In some ways, it’s disappointing that Dory’s capacity seems to adjust itself depending on the contextual needs of the narrative. On the other hand, what Finding Dory does remarkably well is to find ways of advancing the story without fundamentally healing her disability. Dory changes, to be sure: she finds confidence, she makes new friends. But especially for a film that largely takes place in and around a marine hospital (motto: “Rescue, Rehabilitation, Release”), Finding Dory refuses to paper over the hardest truths about memory loss and disability: sometimes brains and bodies don’t work, and we can’t always fix them.

It can be hard for churches to hear this message. Even congregations that don’t trace their roots to old faith healing traditions nonetheless very often revive that theology in less conspicuous ways. Sitting at the bedside of a parishioner with Alzheimer’s or dementia, most pastors have heard questions like, “Why did she deserve this?,” almost as if to say, “If only she had been more faithful, God would never have let her memories go.” How seductive it is to think that any of us are so fully in control of our own fates!

What Finding Dory provides, then, is a bit of helpful complexity. Dory’s not the only fish in the hospital, and their stories cover the spectrum. Bailey, a beluga whale, recovers his broken sense of echolocation through hard work and faithful determination — a classic movie moment, and the story we so readily want to tell. But Bailey’s story is the exception to the rule: whether we’re talking about memory loss, disability, or even mental health issues like anxiety and depression, the central work of Finding Dory is to remind us of the limitations of the Gospel of Believing In Yourself and Trying Really Hard.

In its place, Finding Dory substitutes a gospel of community.

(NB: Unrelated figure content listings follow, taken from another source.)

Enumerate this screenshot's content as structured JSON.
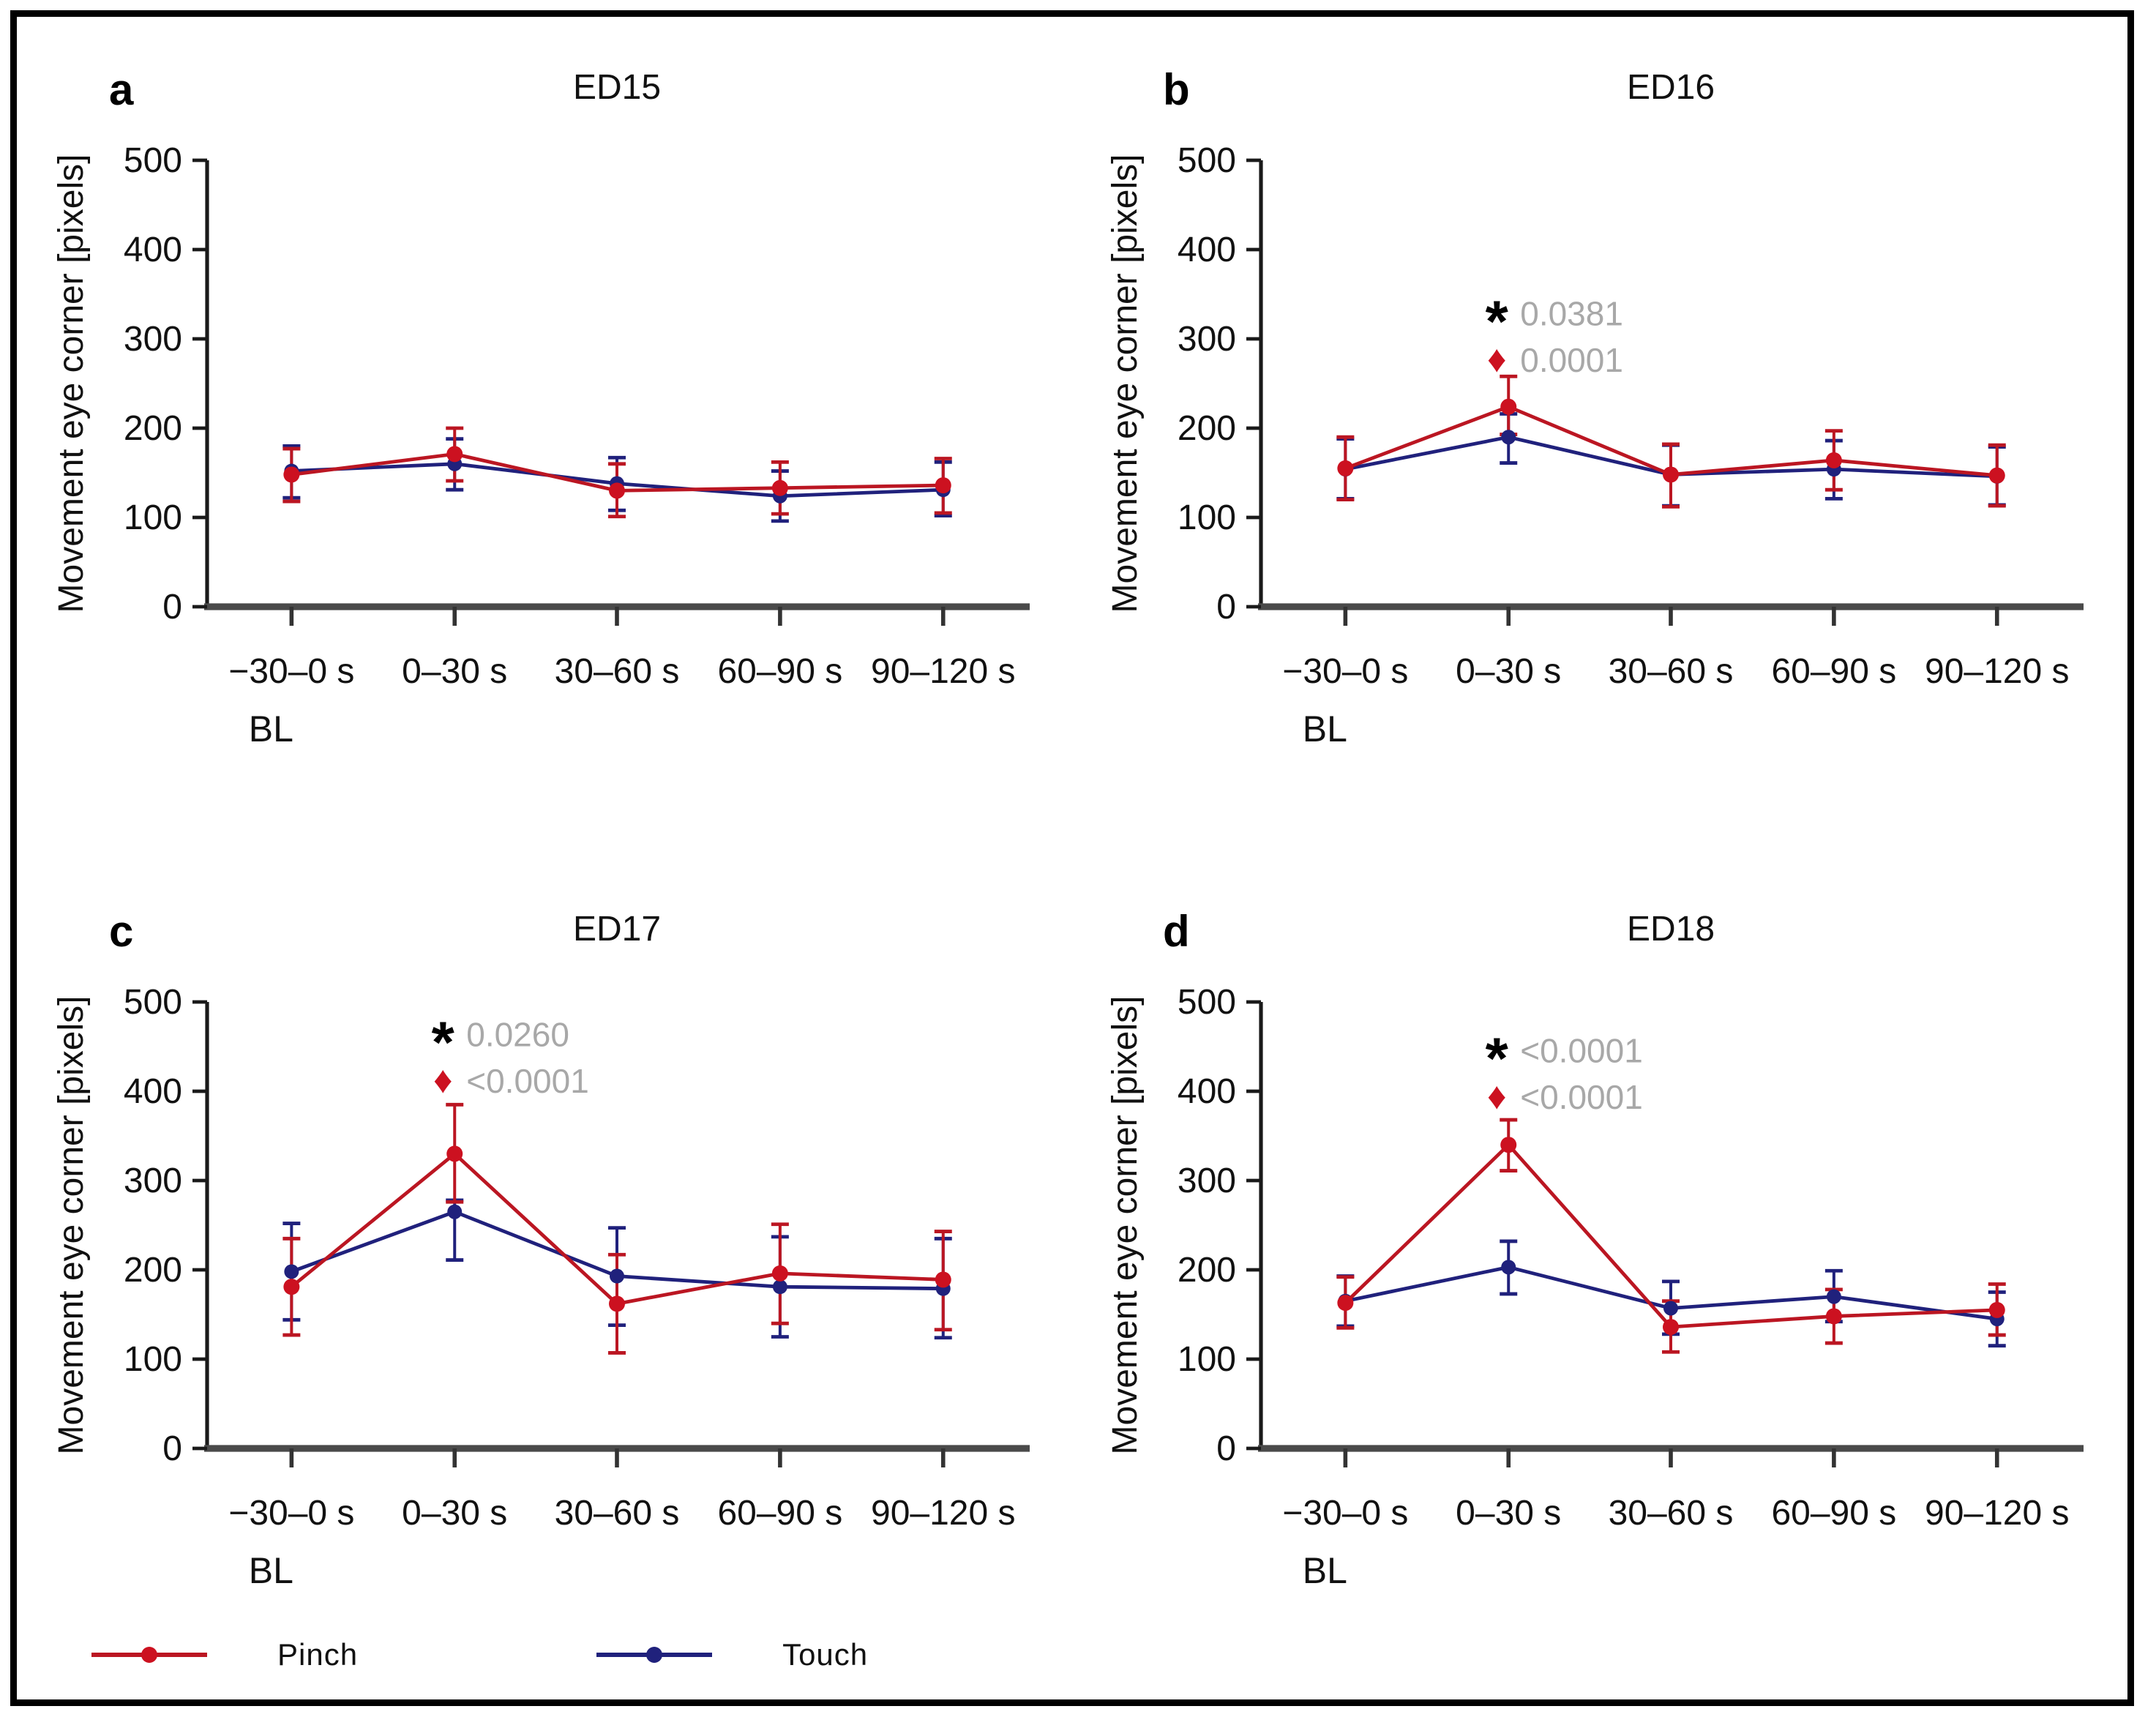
{
  "figure": {
    "ylabel": "Movement eye corner [pixels]",
    "x_categories": [
      "−30–0 s",
      "0–30 s",
      "30–60 s",
      "60–90 s",
      "90–120 s"
    ],
    "baseline_label": "BL",
    "ylim": [
      0,
      500
    ],
    "yticks": [
      0,
      100,
      200,
      300,
      400,
      500
    ],
    "grid": "off",
    "legend_position": "bottom-left"
  },
  "colors": {
    "pinch": "#bb1622",
    "pinch_marker": "#cc1120",
    "touch": "#20217c",
    "annotation_text": "#a8a8a8",
    "asterisk": "#000000",
    "axis_x": "#4a4a4a",
    "axis_y": "#1a1a1a",
    "frame": "#000000"
  },
  "legend": {
    "items": [
      {
        "label": "Pinch",
        "series": "Pinch"
      },
      {
        "label": "Touch",
        "series": "Touch"
      }
    ]
  },
  "chart_data": [
    {
      "type": "line",
      "panel_letter": "a",
      "title": "ED15",
      "categories": [
        "−30–0 s",
        "0–30 s",
        "30–60 s",
        "60–90 s",
        "90–120 s"
      ],
      "xlabel": "",
      "ylabel": "Movement eye corner [pixels]",
      "ylim": [
        0,
        500
      ],
      "series": [
        {
          "name": "Touch",
          "values": [
            152,
            160,
            138,
            124,
            131
          ],
          "err_lo": [
            122,
            131,
            108,
            96,
            102
          ],
          "err_hi": [
            180,
            188,
            167,
            152,
            162
          ]
        },
        {
          "name": "Pinch",
          "values": [
            148,
            171,
            130,
            133,
            136
          ],
          "err_lo": [
            118,
            141,
            101,
            104,
            105
          ],
          "err_hi": [
            177,
            200,
            160,
            162,
            166
          ]
        }
      ],
      "annotations": []
    },
    {
      "type": "line",
      "panel_letter": "b",
      "title": "ED16",
      "categories": [
        "−30–0 s",
        "0–30 s",
        "30–60 s",
        "60–90 s",
        "90–120 s"
      ],
      "xlabel": "",
      "ylabel": "Movement eye corner [pixels]",
      "ylim": [
        0,
        500
      ],
      "series": [
        {
          "name": "Touch",
          "values": [
            154,
            190,
            148,
            154,
            146
          ],
          "err_lo": [
            121,
            161,
            113,
            121,
            114
          ],
          "err_hi": [
            188,
            216,
            181,
            186,
            179
          ]
        },
        {
          "name": "Pinch",
          "values": [
            155,
            224,
            148,
            164,
            147
          ],
          "err_lo": [
            120,
            193,
            112,
            131,
            113
          ],
          "err_hi": [
            190,
            258,
            182,
            197,
            181
          ]
        }
      ],
      "annotations": [
        {
          "symbol": "asterisk",
          "p_value": "0.0381",
          "x_index": 1,
          "y": 330
        },
        {
          "symbol": "diamond",
          "p_value": "0.0001",
          "x_index": 1,
          "y": 278
        }
      ]
    },
    {
      "type": "line",
      "panel_letter": "c",
      "title": "ED17",
      "categories": [
        "−30–0 s",
        "0–30 s",
        "30–60 s",
        "60–90 s",
        "90–120 s"
      ],
      "xlabel": "",
      "ylabel": "Movement eye corner [pixels]",
      "ylim": [
        0,
        500
      ],
      "series": [
        {
          "name": "Touch",
          "values": [
            198,
            265,
            193,
            181,
            179
          ],
          "err_lo": [
            144,
            211,
            138,
            125,
            124
          ],
          "err_hi": [
            252,
            278,
            247,
            237,
            235
          ]
        },
        {
          "name": "Pinch",
          "values": [
            181,
            330,
            162,
            196,
            189
          ],
          "err_lo": [
            127,
            276,
            107,
            140,
            133
          ],
          "err_hi": [
            235,
            385,
            217,
            251,
            243
          ]
        }
      ],
      "annotations": [
        {
          "symbol": "asterisk",
          "p_value": "0.0260",
          "x_index": 1,
          "y": 465
        },
        {
          "symbol": "diamond",
          "p_value": "<0.0001",
          "x_index": 1,
          "y": 413
        }
      ]
    },
    {
      "type": "line",
      "panel_letter": "d",
      "title": "ED18",
      "categories": [
        "−30–0 s",
        "0–30 s",
        "30–60 s",
        "60–90 s",
        "90–120 s"
      ],
      "xlabel": "",
      "ylabel": "Movement eye corner [pixels]",
      "ylim": [
        0,
        500
      ],
      "series": [
        {
          "name": "Touch",
          "values": [
            165,
            203,
            157,
            170,
            145
          ],
          "err_lo": [
            137,
            173,
            128,
            142,
            115
          ],
          "err_hi": [
            193,
            232,
            187,
            199,
            175
          ]
        },
        {
          "name": "Pinch",
          "values": [
            163,
            340,
            136,
            148,
            155
          ],
          "err_lo": [
            135,
            311,
            108,
            118,
            127
          ],
          "err_hi": [
            192,
            368,
            165,
            178,
            184
          ]
        }
      ],
      "annotations": [
        {
          "symbol": "asterisk",
          "p_value": "<0.0001",
          "x_index": 1,
          "y": 447
        },
        {
          "symbol": "diamond",
          "p_value": "<0.0001",
          "x_index": 1,
          "y": 395
        }
      ]
    }
  ]
}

The most prominent new character in the film is Hank the surly octopus, who gradually softens over time into a close friend and companion. At one level, Hank serves a very basic practical function: sometimes the fish need to get from one container of water to another, and the octopus is the only way they can travel. But in that sense Hank begins to stand in for the entire community of Dory’s friends: they can shepherd her through the gaps in her narrative without robbing her of her central role and importance. In Dory, at least, a broken body can absolutely be at the center of its own story, as long as it takes place in community.

In this way, Dory’s friends remind me of church — or at least of the church for which I hope. In Dementia: Living in the Memories of God, John Swinton writes about the church’s responsibility to re-narrate its corporate story through its attention to those with memory loss: “A church that remembers well and is attentive to the needs of people with advanced dementia is a church that is remaining faithful.” Surely this is generally true for all who gather around the table with broken bodies: surely the church can be a place where each story is held sacred, and lifted up, and we can all be a little bit broken, together.